João foi demitido, mas poderia ter permanecido no emprego se aceitasse o salário de $70, com alguma redução de jornada. Ele, porém, não aceita o salário, pois sua oferta de trabalho é dada pelo trade-off entre trabalho e lazer, um termo técnico da Economia para denotar tudo aquilo que o trabalhador sacrifica quando opta pela ação de trabalhar. Ele aceitaria uma redução para $85, seu salário-reserva, mas não $70. Se você acha isso estranho, lembre que trabalhadores do setor automotivo, em momentos de crise, aceitam redução de jornada e salário para evitar a demissão. Quanto ao trade off, pergunte a si mesmo, que ganha R$18.000 por mês como engenheiro e diretor de operações, se aceitaria uma redução de salário para R$200. Certamente não. Há, portanto, algum salário que o deixa indiferente entre trabalhar ou não.

Voltemos a João. Se ele aceitar $90 no setor manufatureiro, será contratado. De fato, vale a pena para a empresa manufatureira contratar João, pois traz um lucro marginal de $1. Para João também, pois $90 é mais que seu salário-reserva, $85. O erro de muitos é não entender quais são as verdadeiras escolhas de João. O salário de $100 no setor têxtil não é mais uma alternativa. Sua escolha agora não é mais entre $100 e $90, mas entre $85 e $90. Não mais entre emprego antigo e novo, mas entre emprego novo e lazer (no sentido técnico). O problema é João e o empresário manufatureiro se encontrarem.

Portanto, mesmo que a inovação não gere um novo tipo de trabalho, ainda assim não é verdade que empregos são destruídos. Pelo contrário, empregos sempre existem. A demora na transição para novos empregos se deve à informação imperfeita, aos custos de busca e de transação, muitas vezes decorrência de restrições institucionais, e aos custos de oportunidade, que são subjetivos. Algumas pessoas reclamam que empregados da Disney recebem pouco e moram em motéis baratos, sendo que em cidades vizinhas há demanda por trabalho a salários “dignos”. Por que esses empregados não se mudam de cidade em busca de novo emprego?
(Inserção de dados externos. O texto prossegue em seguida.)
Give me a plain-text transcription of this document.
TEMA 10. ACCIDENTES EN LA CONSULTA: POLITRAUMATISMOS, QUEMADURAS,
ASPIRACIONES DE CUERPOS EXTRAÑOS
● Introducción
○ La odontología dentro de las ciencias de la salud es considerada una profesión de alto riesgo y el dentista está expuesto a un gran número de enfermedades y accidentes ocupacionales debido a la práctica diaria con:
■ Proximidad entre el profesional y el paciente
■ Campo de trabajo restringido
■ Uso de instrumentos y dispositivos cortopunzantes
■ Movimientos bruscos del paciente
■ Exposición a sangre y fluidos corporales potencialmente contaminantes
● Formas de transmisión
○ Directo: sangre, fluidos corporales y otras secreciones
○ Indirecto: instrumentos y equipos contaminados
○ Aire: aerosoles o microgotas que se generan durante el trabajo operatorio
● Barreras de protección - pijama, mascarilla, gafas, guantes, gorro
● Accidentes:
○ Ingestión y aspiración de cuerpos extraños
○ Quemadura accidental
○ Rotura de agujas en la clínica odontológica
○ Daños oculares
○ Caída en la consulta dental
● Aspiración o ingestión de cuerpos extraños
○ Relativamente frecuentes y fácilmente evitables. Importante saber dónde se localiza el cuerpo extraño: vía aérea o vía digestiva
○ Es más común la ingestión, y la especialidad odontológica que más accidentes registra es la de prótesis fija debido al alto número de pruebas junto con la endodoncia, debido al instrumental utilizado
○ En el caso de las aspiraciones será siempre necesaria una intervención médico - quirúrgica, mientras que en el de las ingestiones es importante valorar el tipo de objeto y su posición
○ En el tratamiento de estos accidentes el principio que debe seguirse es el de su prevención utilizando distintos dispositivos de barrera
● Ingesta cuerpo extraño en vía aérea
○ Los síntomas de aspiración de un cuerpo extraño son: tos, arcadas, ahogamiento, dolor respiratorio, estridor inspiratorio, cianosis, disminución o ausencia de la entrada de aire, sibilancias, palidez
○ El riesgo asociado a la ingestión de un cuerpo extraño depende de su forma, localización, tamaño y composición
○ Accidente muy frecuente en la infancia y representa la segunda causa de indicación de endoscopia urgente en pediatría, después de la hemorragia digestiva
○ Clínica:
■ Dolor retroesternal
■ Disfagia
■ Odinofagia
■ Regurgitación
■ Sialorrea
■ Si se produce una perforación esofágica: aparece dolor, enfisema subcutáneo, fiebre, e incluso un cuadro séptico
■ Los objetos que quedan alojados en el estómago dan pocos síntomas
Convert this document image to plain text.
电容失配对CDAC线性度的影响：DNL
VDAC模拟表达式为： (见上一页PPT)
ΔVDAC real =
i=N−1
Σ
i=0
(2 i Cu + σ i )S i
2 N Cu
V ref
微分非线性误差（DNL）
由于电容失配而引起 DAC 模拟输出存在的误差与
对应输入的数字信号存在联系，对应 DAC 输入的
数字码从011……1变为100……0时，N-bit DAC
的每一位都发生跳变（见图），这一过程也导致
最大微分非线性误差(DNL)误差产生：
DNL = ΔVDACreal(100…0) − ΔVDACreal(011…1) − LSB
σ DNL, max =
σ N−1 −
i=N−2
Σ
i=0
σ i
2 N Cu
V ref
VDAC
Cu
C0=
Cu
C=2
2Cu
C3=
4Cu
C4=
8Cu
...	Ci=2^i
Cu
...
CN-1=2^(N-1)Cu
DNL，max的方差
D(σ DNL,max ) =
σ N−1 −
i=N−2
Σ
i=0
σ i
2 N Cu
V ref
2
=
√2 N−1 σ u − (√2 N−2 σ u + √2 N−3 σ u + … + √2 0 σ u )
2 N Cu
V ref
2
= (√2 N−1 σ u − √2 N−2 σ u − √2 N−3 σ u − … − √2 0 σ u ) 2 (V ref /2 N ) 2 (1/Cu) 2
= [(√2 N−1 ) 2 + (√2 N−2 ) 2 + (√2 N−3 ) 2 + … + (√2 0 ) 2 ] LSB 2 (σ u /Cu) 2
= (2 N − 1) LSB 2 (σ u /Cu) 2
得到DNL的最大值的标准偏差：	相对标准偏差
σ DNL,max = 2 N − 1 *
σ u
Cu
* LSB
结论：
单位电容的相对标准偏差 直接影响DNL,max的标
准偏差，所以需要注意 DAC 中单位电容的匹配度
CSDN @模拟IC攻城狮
Porque o custo de mudança é um custo de transação que eles não estão dispostos a incorrer, talvez porque valorizem a relação com turistas ou porque na outra cidade não há cursos de Economia. Coisas não têm custos: ações têm – e quem age é o ser humano. O mercado é mediado essencialmente pelos custos de oportunidade dos seres humanos na economia.

O problema, então, não é se a inovação destrói ou cria novos empregos. A correlação positiva entre progresso tecnológico e desemprego é um falso problema econômico. O problema real que a Economia identifica é a decisão de quais trabalhos e tarefas executar e quais deixar inativos, além do reconhecimento de que o processo de transição entre empregos enfrenta custos de busca e de transação. Estes, sim, é que deveriam ser o alvo de políticas, nunca absurdos como “redução da taxa de inovação”.

Armen Alchian classifica em três grupos as pessoas afetadas pela inovação. (1) Algumas pessoas receberão maiores salários, em razão de seu capital humano ser mais escasso para as novas técnicas. Elas se beneficiam tanto do salário mais alto como da redução geral de preços e aumento de produto proporcionados pela inovação. (2) Algumas não sofrerão variação de renda, mas se beneficiarão da redução de preços e aumento de produtos. (3) Outras perderão seus empregos e deverão se mudar para empregos que paguem menos. A perda de renda destas pessoas não é compensada pela queda de preços e aumento de produto.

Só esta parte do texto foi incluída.